La végétation, solution pour éliminer le CO2 de l'atmosphère
Pourtant, une grande partie de ce carbone peut se retrouver dans l'atmosphère, augmentant les émissions directes des sols dégelés. Une grande partie de la matière organique qui pénètre dans les eaux intérieures (mers, lacs et rivières complètement fermés) est hautement biodégradable et la décomposition microbienne entraîne des émissions considérables de GES, en particulier le CH4, un gaz à effet de serre beaucoup plus puissant que le CO2. Des mesures directes des émissions de méthane de quatre bassins fluviaux dans la zone de pergélisol du plateau tibétain - où les taux de fonte de pergélisol sont parmi les plus élevés au monde - montrent que les taux d'émission de CH4 des lacs de la région sont six fois plus élevés la moyenne mondiale des cours d'eau et des rivières.

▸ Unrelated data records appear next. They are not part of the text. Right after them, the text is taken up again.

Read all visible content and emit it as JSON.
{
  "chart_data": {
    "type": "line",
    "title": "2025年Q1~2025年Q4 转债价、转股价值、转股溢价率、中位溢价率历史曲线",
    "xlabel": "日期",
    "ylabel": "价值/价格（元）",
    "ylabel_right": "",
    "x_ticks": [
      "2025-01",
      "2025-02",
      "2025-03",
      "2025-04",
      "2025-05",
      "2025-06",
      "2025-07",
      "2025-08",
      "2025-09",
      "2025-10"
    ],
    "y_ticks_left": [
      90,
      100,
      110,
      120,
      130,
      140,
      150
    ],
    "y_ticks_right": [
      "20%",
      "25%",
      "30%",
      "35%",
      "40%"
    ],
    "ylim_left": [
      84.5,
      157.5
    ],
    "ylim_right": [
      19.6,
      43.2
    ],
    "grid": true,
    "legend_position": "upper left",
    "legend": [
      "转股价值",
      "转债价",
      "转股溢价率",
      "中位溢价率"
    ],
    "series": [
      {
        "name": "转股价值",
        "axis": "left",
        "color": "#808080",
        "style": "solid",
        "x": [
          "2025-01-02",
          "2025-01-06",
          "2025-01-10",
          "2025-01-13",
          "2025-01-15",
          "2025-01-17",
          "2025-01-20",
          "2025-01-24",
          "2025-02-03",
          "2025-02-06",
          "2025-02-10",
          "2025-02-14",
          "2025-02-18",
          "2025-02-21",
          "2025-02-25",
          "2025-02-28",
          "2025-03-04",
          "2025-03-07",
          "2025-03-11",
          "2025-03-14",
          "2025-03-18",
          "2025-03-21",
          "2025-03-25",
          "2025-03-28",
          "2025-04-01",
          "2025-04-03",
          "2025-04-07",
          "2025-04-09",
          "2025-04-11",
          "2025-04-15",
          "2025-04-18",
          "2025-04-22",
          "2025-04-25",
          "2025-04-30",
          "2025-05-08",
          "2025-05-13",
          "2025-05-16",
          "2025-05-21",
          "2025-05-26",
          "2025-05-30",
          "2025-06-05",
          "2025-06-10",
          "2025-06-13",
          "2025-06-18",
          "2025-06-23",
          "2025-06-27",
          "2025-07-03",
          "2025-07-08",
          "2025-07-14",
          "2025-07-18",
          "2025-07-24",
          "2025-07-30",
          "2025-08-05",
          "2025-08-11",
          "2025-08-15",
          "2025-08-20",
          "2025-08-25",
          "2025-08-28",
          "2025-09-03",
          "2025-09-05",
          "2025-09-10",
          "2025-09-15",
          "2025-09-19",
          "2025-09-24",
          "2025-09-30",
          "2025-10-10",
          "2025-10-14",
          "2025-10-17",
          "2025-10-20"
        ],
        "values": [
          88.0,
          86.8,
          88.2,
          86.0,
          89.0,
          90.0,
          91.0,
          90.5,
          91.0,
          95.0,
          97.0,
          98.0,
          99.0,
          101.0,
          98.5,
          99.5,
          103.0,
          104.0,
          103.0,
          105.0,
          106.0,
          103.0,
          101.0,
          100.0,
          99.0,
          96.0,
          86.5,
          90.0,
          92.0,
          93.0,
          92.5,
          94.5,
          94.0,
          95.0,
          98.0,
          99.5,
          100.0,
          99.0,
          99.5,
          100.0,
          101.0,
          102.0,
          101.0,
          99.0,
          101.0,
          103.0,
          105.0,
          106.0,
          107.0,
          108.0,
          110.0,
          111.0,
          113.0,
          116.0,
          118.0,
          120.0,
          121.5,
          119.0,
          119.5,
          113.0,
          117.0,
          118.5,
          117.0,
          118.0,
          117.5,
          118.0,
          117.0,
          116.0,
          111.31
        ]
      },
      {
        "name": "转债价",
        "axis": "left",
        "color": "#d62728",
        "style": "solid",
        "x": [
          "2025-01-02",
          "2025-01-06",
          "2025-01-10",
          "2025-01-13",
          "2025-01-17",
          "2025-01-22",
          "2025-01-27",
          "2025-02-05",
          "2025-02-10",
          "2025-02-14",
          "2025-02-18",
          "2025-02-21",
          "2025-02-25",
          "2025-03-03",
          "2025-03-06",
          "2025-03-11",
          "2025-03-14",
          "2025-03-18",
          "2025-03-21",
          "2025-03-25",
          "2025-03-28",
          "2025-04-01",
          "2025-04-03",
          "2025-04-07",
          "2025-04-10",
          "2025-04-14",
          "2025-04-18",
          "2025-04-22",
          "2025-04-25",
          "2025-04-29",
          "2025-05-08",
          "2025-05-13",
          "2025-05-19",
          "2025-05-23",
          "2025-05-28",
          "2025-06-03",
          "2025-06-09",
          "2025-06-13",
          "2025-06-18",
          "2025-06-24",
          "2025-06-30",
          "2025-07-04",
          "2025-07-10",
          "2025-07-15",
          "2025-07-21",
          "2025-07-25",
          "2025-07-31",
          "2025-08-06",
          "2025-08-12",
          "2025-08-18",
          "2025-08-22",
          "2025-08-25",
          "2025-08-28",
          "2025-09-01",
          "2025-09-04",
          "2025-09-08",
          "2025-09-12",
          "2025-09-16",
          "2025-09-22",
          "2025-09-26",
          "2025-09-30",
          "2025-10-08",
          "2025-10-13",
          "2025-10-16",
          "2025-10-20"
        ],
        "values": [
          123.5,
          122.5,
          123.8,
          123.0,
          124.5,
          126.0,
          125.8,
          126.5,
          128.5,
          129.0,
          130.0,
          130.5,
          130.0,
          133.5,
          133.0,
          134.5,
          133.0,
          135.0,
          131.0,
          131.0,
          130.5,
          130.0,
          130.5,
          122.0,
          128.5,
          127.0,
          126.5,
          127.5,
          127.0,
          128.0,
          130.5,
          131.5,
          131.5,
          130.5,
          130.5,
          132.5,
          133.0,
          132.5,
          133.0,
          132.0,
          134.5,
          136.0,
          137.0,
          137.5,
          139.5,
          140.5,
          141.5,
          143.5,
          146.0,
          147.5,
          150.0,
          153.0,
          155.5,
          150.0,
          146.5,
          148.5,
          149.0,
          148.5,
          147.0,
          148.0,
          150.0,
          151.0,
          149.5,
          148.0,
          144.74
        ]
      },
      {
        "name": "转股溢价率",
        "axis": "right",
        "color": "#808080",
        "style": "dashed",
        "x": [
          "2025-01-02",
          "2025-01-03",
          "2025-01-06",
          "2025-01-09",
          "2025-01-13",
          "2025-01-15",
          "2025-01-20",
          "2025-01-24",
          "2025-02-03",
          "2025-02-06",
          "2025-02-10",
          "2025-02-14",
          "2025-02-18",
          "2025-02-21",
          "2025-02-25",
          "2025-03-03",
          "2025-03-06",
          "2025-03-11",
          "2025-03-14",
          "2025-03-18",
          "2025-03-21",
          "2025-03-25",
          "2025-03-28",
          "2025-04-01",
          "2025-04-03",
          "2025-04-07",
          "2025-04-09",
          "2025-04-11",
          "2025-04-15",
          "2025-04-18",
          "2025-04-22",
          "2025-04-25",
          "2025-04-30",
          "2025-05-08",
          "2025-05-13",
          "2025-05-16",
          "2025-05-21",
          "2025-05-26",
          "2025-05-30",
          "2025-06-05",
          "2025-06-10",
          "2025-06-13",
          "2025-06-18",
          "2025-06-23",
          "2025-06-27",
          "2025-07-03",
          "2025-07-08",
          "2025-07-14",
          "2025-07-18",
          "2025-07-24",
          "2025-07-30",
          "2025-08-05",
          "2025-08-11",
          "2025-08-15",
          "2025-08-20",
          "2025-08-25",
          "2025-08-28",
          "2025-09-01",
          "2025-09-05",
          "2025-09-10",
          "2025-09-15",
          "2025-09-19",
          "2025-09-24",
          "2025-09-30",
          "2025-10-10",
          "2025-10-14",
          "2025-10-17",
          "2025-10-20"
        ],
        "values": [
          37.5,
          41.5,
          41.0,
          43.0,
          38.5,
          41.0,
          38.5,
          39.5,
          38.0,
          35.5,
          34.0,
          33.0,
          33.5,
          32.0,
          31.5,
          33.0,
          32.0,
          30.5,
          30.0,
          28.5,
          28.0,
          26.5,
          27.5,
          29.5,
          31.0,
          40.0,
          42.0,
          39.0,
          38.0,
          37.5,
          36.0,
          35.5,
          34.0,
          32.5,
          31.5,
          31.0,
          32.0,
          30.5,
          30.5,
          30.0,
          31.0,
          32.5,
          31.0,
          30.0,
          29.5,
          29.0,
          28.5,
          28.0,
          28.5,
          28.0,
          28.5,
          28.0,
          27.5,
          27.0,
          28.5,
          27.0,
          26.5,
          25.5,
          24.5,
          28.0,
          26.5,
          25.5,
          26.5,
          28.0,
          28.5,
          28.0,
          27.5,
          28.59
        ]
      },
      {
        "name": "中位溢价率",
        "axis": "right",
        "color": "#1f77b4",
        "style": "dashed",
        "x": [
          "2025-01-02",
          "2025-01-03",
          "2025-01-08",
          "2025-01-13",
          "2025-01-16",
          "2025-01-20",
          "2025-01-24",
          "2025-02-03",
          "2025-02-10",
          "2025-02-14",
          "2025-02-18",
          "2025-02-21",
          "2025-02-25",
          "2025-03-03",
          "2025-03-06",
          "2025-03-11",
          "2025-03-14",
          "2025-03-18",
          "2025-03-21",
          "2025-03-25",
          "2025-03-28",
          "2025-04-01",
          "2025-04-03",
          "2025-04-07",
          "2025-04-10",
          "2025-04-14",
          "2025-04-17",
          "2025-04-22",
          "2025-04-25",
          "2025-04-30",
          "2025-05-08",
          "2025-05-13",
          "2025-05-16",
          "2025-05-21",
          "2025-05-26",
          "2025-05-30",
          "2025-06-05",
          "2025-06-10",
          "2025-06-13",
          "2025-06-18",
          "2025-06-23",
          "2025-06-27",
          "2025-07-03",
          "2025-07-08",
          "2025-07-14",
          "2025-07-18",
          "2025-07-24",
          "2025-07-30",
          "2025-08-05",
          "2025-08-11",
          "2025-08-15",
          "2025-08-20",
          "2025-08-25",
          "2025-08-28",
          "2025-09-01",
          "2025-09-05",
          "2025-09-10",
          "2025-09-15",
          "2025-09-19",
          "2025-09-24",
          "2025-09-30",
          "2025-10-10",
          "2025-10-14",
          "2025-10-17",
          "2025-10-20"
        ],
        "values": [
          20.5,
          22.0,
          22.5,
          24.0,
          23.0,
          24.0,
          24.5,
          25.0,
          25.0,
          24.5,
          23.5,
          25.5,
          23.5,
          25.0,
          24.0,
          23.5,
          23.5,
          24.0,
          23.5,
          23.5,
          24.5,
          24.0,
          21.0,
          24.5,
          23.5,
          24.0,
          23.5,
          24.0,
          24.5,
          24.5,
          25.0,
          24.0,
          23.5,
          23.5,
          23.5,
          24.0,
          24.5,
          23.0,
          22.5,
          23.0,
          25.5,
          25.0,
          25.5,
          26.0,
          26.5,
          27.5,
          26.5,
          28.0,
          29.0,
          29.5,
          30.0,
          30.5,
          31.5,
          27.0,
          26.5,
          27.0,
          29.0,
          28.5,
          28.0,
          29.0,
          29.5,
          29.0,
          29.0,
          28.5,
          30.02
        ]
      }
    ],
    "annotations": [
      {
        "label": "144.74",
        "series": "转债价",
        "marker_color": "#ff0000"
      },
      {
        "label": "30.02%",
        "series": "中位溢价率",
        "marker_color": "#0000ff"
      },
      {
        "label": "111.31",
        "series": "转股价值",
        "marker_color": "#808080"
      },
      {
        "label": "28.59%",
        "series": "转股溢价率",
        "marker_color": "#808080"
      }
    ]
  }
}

Les sols compactés par la glace peuvent par ailleurs s'effondrer soudainement à mesure que le pergélisol se réchauffe, ce qui fait déborder les lacs et zones humides. Ce processus de dégivrage brutal peut libérer jusqu'à 190 % d'émissions de GES en plus par rapport au dégivrage progressif. Un modèle qui simule ce dégivrage brutal prédit que, bien que ce type de dégivrage ne se produise que dans moins de 20 % de la zone de pergélisol, il peut augmenter le rejet de carbone du pergélisol d'environ 50 %.
Mais il n'y pas que des mauvaises nouvelles... Le CO2 libéré par le pergélisol entraîne la croissance de la végétation dans la vaste zone de pergélisol, ce qui peut entraîner l'élimination de plus de CO2 de l'atmosphère. La régénération de la végétation après des glissements de terrain peut également compenser partiellement l'impact climatique, bien que l'effet estimé semble être limité. L'augmentation de la rétention de carbone par la végétation fournit un mécanisme important pour réduire la rétroaction permafrost-climat, mais son ampleur reste largement inconnue.